# 2011 R3 vs RS???



## djdube525 (Mar 17, 2011)

I have an opportunity to build up either bike with similar component packages... with that said, looking at the two bikes, the geometries are now very similar (within a millimeter or two here and there). I did get a chance to test ride an RS, but the store did not have an R3 in my size in stock.

I was wondering if there are people with real world experience with both bikes can comment on the ride differences. I assume the R3 is stiffer... how much of a difference is there in ride quality?

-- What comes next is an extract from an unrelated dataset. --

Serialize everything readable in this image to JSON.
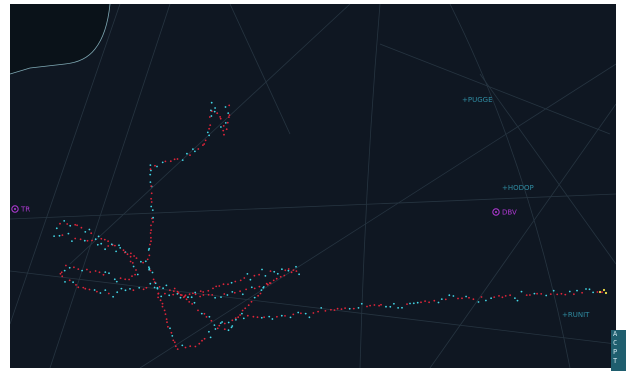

Any idea on difference in frame weight (I'm looking at a 58cm)? Not that it matters much... I could certainly loose a few pounds to make up the difference. Although, I had seen some reviews of there appearing to be a greater tendency of frame cracks in the R3 BB area... wondering if this is largely due to the lighter frame and whether or not it will be remedied with the BBright. 

I am curious about BBright in general... If it had been on the market a few more years, I'd be less concerned about adoption.

Any and all opinions are welcome.

EDIT:
FWIW, my current bike is a 56cm '95 Litespeed Catalyst that I bought used in '97. While a fine bike, I'm a bit too compressed on that frame... I feel like I'm bent over too much which over longish rides (50+ miles) my shoulders, neck and upper back get rather soar (a sign of old age perhaps). 

Unfortunately, I couldn't take the bike out on a long ride so I'm still left wondering if I'll end up feeling more refreshed after something like a century on either the R3 or RS as opposed to my Litespeed.


Regards,
Dave


----------



## edwin headwind (Aug 23, 2004)

RS all the way & don't look back! I have a 61cm. It's the lightest, strongest, fastest, & most comfortable bike I've ever ridden. With a good set of wheels, you can't do better.


----------